Tick all six before returning to full pre-injury volume. The criteria are concrete on purpose. "When it feels okay" is not a criterion.

Stop and refer if any of these are present

Most scapular asymmetry is benign. These signs are not. They mean the problem is a nerve, a fracture, or a tumour, not a movement pattern.

  • Sudden weakness without trauma. Long thoracic, spinal accessory, or brachial-plexus nerve injury until proven otherwise.
  • True scapular winging at rest. Prominent medial border with the arm at the side suggests a peripheral nerve palsy. Refer for EMG.
  • Acute trauma with deformity. Palpable bony step-off, large effusion, or inability to actively raise the arm. Image first.
  • Progressive neurological signs. Worsening numbness, tingling, or weakness in the C5-T1 distribution.
  • Constitutional symptoms. Night sweats, unexplained weight loss, or new shoulder pain in someone with a cancer history.
  • No improvement after 12 weeks of well-prescribed rehab. Refractory cases need imaging and orthopaedic review.

Refer to: GP for general workup. Orthopaedics for trauma or surgical candidates. Neurology if a peripheral nerve injury is suspected.

Tonight, stand sideways to a mirror. Slowly raise a 1-2 kg weight overhead five times. Watch the lowering phase. If your shoulder blade flips out as the weight comes down, that is the pattern we treat.

The eccentric phase is more revealing than the lift. If the asymmetry only shows on the way down, you are looking at the same screen used in research trials.

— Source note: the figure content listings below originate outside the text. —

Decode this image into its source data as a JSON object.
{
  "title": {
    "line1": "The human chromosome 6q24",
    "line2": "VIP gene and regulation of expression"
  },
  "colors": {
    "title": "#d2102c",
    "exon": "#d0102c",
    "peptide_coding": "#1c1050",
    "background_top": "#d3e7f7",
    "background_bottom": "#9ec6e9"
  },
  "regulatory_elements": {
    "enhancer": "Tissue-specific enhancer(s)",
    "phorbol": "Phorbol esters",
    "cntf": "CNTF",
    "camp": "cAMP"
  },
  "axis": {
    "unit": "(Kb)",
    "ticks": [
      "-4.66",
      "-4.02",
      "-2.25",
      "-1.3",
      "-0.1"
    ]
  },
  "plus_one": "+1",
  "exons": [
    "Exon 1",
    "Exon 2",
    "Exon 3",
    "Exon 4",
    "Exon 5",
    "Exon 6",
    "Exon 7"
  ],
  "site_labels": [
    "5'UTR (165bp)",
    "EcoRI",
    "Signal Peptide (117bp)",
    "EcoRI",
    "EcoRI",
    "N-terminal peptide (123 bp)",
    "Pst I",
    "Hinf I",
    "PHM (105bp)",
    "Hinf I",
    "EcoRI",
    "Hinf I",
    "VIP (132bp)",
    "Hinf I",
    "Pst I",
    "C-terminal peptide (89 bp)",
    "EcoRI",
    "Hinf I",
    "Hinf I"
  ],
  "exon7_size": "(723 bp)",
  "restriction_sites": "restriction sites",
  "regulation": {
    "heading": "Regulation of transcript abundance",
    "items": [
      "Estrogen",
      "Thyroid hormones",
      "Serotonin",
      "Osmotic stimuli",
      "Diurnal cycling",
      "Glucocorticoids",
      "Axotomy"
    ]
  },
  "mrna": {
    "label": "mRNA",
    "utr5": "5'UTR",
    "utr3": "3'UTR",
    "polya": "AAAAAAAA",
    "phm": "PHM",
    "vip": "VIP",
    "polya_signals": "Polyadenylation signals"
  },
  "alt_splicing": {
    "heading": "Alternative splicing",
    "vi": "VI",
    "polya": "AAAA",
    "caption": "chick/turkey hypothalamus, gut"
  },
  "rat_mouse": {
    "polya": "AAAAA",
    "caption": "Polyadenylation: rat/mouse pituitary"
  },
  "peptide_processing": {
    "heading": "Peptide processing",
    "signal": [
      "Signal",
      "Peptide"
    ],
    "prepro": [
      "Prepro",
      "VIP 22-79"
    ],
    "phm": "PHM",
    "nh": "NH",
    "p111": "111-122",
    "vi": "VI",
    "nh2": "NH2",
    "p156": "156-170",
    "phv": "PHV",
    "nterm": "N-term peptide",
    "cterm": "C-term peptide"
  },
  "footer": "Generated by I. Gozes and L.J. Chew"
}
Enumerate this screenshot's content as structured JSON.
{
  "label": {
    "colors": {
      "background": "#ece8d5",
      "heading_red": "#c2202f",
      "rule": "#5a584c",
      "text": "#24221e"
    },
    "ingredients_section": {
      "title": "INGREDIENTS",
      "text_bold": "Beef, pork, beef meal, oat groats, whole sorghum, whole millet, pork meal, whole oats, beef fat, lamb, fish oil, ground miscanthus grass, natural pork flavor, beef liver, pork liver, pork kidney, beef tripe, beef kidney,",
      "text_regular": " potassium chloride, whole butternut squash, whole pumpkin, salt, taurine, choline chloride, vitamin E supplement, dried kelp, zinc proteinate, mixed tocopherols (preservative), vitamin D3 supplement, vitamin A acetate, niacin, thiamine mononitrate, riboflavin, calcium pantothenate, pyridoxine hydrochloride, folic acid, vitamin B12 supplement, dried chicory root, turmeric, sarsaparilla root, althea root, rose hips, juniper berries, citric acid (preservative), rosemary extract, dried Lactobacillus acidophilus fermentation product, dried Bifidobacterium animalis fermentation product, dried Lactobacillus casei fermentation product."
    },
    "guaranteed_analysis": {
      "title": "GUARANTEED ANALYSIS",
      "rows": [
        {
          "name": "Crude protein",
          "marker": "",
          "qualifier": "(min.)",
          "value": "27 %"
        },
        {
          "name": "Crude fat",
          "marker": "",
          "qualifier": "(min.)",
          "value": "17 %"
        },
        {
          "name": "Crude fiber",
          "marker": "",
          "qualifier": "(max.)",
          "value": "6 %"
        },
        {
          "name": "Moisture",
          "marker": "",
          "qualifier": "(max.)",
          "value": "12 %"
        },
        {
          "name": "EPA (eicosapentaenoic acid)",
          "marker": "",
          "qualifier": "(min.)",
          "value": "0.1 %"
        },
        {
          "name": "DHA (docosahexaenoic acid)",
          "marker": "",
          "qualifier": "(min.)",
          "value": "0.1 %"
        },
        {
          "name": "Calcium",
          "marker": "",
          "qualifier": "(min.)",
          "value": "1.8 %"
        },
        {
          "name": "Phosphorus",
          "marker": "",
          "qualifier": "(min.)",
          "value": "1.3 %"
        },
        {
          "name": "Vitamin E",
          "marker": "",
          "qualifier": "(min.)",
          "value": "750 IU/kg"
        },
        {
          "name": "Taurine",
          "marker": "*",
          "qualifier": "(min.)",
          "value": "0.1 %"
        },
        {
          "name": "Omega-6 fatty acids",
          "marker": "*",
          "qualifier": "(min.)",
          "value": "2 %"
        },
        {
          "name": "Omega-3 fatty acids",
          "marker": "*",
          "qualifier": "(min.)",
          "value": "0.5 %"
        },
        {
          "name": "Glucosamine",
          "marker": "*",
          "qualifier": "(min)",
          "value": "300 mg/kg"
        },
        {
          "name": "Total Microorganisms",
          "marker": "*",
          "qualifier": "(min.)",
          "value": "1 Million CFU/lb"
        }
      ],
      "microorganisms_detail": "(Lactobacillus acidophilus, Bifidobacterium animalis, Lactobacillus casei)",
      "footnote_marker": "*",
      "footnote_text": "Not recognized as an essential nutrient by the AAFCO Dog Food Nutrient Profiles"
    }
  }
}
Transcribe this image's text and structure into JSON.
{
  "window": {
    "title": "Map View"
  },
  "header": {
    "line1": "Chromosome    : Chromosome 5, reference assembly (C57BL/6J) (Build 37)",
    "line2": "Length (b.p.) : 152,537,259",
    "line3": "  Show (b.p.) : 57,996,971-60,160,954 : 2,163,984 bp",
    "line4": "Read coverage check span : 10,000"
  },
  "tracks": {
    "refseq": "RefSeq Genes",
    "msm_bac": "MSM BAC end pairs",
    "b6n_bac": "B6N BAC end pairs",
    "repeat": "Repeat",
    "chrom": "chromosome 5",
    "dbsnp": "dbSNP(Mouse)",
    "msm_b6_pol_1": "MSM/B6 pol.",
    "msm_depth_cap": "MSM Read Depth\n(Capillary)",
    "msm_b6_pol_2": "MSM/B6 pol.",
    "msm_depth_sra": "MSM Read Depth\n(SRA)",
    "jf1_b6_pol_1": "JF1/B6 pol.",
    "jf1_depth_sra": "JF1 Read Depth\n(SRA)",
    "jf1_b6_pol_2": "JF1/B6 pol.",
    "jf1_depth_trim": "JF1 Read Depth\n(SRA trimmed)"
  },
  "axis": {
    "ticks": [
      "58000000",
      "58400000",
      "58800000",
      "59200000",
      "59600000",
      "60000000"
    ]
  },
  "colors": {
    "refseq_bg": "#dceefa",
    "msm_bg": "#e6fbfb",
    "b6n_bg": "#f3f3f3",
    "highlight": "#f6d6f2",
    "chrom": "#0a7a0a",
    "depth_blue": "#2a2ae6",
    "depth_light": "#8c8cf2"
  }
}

Takes 60 seconds. Light dumbbell or water bottle.

Conviction

MODERATE

The treatment role of scapular stabilization is well-supported. The diagnostic and isolated-risk-factor claims are weak — visual SDT has fair-moderate inter-rater reliability and ~60% of asymptomatic overhead athletes test positive without pain.

What would change this
A multicenter pragmatic RCT (N≥300) comparing SD-type-stratified work, generic shoulder strengthening, and education-only control over 12 weeks with 12-month follow-up. If targeted > generic > control with a Constant-Murley delta ≥10, targeting upgrades to HIGH. If targeted = generic > control, the active ingredient is "scapular load" not "targeting" and prescription simplifies.
What would change "kinesio taping doesn't work"
A sham-controlled RCT of N≥150 SD-positive symptomatic patients comparing high-quality kinesio taping (with active mechanical correction) to sham taping over 6 weeks of use, with primary outcomes of pectoralis-minor length, lower-trapezius strength, and scapular upward-rotation angles by digital inclinometer. A clinically meaningful delta on any of these would force reassessment.